Angelina Weld Grimke began writing at a very young age and her first published poetry came before the Harlem Renaissance—by 30 years. Grimke’s best known and most mature work was published throughout the 1920s when she lived in Washington, D.C.
She wrote 173 poems in her lifetime, 31 of which were published. There were love poems, elegies, poems that addressed racial injustice and Black pride, nature poems and poems with the universal theme of life and death.
Between 1925 and 1928, she submitted several short stories, poems and essays to various Black journals and was published in The Crisis, Opportunity, Alain Locke’s The New Negro, Countee Cullen’s Caroling Dusk and Robert Kerlin’s Negro Poets and Their Poems.
Her family, within the three preceding generations, included slaveholders and slaves, free Black people and white abolitionists. Her mother was from a middle class white family who was against her marriage on racial grounds. Ultimately, Grimke was abandoned by her mother and raised by her father, a Harvard Law School graduate who eventually became a prominent lawyer, diplomat, author, editor, publisher and vice president of the NAACP.
Not only did Grimke write poetry, she also wrote short stories, essays and plays. She was best known for Rachel, a three-act drama that was staged in Washington, D.C., at the Myrtilla Miner Normal School. The play was produced and used as a vehicle for the NAACP to rally allies against the effects of the infamous motion picture Birth of a Nation.
Alain Locke, in Plays of Negro Life, said of Rachel, “Apparently the first successful drama written by a Negro and interpreted by Negro actors.” The NAACP production program said of the play, “This is the first attempt to use the stage for race propaganda in order to enlighten the American People relating to the lamentable condition of ten million of Colored citizens in this free republic.
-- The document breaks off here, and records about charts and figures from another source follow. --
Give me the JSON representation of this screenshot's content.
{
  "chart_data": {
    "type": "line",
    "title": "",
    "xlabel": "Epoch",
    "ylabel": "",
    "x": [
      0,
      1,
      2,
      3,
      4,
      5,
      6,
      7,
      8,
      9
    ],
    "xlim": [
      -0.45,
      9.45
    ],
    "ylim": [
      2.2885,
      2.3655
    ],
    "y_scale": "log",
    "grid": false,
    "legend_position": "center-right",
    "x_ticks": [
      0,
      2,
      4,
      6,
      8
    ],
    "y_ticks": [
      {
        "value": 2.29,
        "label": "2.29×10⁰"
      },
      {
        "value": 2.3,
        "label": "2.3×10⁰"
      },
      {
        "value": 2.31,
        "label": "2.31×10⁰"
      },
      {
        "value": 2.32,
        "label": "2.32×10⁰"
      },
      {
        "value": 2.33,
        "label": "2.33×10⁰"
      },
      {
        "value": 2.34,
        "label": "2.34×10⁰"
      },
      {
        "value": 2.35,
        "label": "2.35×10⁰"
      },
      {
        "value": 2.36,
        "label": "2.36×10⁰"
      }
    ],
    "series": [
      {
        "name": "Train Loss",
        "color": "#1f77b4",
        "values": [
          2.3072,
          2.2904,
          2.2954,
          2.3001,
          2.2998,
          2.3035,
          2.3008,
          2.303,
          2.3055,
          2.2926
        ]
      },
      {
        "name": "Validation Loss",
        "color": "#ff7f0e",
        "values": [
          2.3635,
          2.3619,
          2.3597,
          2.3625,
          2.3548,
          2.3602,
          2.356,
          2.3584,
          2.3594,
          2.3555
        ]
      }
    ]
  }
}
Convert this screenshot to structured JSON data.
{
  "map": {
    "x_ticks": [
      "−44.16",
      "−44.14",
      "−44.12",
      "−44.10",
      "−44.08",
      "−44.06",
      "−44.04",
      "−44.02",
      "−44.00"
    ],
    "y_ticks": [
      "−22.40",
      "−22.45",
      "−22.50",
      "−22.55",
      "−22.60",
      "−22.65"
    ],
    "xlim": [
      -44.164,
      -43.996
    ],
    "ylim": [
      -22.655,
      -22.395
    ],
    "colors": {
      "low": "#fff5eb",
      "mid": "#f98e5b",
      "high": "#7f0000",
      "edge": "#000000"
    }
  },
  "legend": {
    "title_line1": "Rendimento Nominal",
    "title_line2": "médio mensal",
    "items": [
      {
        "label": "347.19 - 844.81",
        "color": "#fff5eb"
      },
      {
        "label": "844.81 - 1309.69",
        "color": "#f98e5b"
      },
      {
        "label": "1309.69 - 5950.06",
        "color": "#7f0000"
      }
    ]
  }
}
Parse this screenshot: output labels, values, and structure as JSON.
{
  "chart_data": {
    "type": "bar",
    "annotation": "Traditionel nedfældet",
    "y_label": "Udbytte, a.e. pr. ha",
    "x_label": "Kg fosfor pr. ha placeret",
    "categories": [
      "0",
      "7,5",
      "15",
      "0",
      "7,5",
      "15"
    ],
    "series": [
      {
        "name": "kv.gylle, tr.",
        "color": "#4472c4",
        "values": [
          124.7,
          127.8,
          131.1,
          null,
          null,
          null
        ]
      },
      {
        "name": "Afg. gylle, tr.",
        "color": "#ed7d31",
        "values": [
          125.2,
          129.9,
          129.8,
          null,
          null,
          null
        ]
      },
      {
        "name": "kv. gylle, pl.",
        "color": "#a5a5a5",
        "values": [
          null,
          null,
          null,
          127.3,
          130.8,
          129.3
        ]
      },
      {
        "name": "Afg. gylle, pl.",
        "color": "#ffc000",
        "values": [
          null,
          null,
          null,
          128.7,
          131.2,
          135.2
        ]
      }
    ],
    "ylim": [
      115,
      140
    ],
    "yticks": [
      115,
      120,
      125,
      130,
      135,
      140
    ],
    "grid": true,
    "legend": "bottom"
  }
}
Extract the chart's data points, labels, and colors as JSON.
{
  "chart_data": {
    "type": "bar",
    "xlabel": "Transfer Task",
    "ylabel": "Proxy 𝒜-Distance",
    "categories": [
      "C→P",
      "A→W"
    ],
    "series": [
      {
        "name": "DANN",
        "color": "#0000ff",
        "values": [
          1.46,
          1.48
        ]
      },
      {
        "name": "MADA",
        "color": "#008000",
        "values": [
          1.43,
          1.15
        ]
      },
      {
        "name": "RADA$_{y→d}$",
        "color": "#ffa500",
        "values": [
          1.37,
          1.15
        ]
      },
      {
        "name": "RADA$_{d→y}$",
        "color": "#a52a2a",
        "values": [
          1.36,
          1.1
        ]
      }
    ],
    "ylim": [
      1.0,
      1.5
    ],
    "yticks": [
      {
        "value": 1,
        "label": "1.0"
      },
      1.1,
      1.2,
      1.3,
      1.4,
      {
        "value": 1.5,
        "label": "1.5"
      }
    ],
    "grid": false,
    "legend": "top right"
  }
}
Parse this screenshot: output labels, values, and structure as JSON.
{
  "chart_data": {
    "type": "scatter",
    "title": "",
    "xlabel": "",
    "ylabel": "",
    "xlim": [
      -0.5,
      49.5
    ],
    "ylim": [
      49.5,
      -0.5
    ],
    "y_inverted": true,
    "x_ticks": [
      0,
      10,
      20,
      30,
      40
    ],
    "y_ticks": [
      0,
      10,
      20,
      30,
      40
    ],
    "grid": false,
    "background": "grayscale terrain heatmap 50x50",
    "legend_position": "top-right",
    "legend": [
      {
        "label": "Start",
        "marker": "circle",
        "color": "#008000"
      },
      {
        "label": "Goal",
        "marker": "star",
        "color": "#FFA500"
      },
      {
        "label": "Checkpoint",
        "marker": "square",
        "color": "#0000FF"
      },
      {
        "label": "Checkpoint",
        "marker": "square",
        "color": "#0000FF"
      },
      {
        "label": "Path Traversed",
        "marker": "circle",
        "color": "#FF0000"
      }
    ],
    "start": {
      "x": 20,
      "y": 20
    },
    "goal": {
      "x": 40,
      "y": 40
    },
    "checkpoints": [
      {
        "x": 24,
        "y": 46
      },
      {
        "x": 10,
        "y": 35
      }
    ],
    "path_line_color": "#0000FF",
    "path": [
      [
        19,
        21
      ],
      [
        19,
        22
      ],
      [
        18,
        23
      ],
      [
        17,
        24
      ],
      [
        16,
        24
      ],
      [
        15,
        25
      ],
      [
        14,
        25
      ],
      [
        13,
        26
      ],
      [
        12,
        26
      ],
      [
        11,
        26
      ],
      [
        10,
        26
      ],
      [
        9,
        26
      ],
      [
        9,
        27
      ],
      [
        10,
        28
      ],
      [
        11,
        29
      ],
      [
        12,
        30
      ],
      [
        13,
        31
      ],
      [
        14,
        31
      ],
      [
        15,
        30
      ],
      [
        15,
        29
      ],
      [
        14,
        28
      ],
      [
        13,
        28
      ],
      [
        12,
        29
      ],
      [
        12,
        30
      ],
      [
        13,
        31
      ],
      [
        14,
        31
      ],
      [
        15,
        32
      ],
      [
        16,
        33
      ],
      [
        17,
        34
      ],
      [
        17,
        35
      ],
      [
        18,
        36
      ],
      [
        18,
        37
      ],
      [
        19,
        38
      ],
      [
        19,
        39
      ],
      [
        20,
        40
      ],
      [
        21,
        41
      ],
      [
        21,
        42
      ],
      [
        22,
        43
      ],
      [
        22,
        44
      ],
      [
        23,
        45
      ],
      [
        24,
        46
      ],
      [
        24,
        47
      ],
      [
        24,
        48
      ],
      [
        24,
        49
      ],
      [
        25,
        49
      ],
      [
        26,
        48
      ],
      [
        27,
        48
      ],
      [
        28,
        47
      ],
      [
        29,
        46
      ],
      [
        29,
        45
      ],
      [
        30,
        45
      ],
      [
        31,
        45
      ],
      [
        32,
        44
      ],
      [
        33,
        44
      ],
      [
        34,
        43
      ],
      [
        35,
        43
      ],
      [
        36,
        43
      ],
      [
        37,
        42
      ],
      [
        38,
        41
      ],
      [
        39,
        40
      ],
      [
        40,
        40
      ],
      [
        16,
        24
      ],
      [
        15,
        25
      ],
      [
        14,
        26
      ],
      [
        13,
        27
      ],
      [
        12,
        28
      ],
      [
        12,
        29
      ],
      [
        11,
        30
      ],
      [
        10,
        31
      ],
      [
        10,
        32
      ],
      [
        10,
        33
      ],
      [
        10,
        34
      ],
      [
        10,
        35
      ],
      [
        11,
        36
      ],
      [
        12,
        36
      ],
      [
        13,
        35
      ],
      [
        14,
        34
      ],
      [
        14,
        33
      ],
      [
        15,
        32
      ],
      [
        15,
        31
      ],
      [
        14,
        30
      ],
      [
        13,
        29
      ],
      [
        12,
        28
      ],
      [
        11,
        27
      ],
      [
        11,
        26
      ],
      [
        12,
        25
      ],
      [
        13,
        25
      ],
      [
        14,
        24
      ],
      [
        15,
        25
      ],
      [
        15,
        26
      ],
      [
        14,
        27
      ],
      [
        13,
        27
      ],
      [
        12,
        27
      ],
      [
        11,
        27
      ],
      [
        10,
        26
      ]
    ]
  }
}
If one is to consider the sizable body of work produced by Grimke, it is necessary to note that very little of her work was ever published. Not only was it difficult for her to get published because she was a Black woman, she was also a lesbian during a time when such sexuality was not spoken of or in any way acceptable.
In 1930, her father died and Grimke moved to New York and never published again. She lived in seclusion until she died on June 10, 1958.
Of all the Harlem Renaissance poets, Grimke was never considered to be among the first echelon. She was published prior to the start of the Renaissance and was looked upon as a forerunner of the creative awakening.